To even further increase reliability Ive considered cabling two NIC ports from the server to my switch, than a single from my switch to cable modem, put the 3 in a seperate vlan, then set the 2 links on the WAN vswitch as failover only. (thus giving me fault tolerance in case one of the two quad port nics in my server fail) - havent got around to this yet, but I have the ports, so I may play with it, however, Im also planning on adding a Verizon LTE gateway as a second failover gateway for pfSense, so that would end up using my 1 free NIC port.

 

As for performance, my box has dual X5670's and 64GB Ram. The pfSense VM has 2 cores and 2GB Ram dedicated to it. I also tested using VMDirectPath IO to dedicate a NIC to WAN traffic for the pfSense VM, however, it had no observable benefit over simply using vNics and vSwitches. Currently its configured with a dedicated "WAN" vswitch, which only has the pfSense WAN vNIC and the physical NIC going to my cable modem on it. Ive done some research on this in regards to security and have found that ESxi presents no additional attack surfaces over pfsense itself - so as long as you dont do something stupid like putting a management vmkernel port on your external facing vswitch, its just as secure as a physical pfsense box. As far as overall performance goes, my current connection is only 500mbit down/50 up, and it has no issue maxing my connection.
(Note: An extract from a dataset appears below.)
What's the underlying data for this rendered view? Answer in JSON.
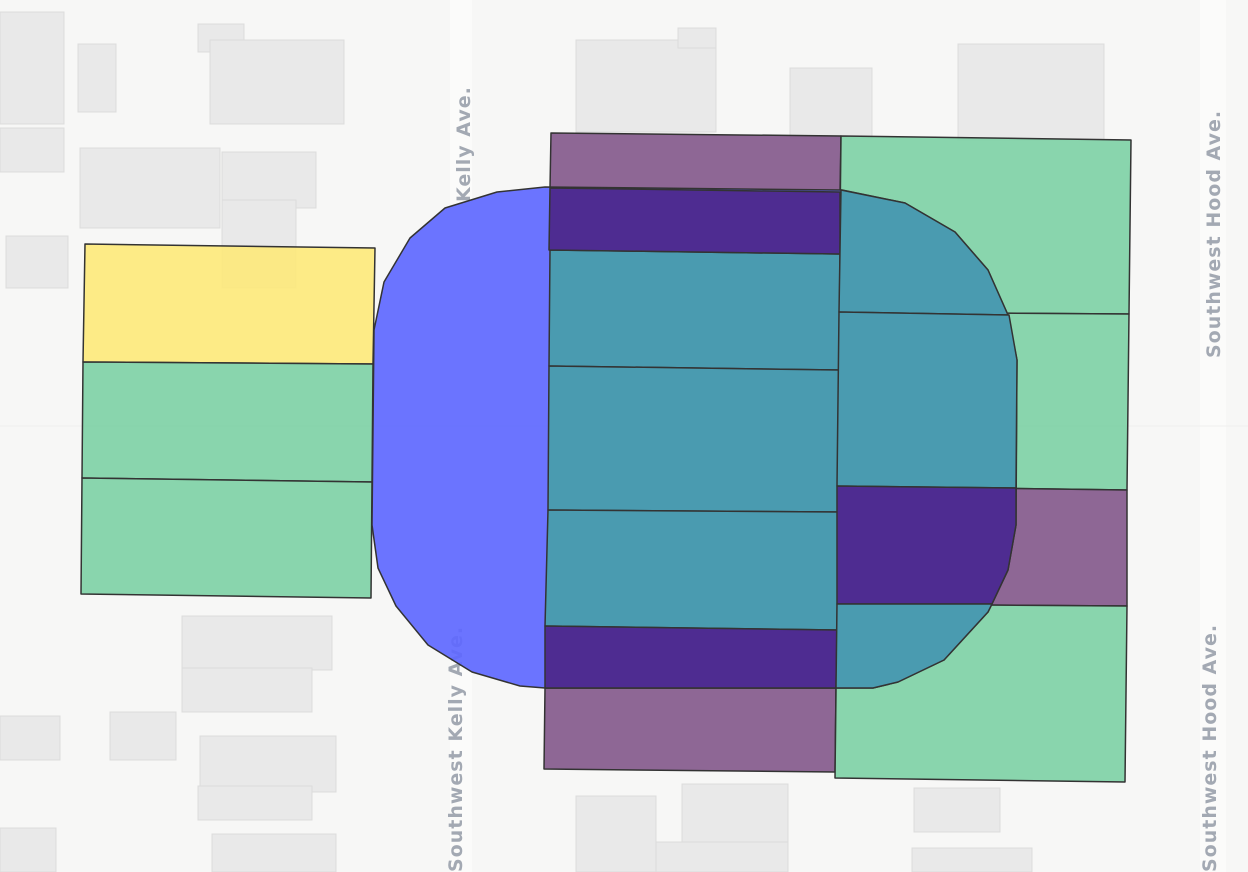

I setup a synthetic test, using pfsense to NAT/route between a system on the WAN side and LAN side, in this test I achieved around 900mbit (switch is gigabit). Ive been tempted to try switching from E1000 to vmxnet vnics, but until I get a WAN connection where pfsense provides a bottleneck, I dont intend to mess with it. 

 

Just let me know if you have any other questions, Im sure there are things Ive left out, but Id be happy to lend a hand. My job is in the network storage side of the business, so virtualization is something I spend a ton of time with.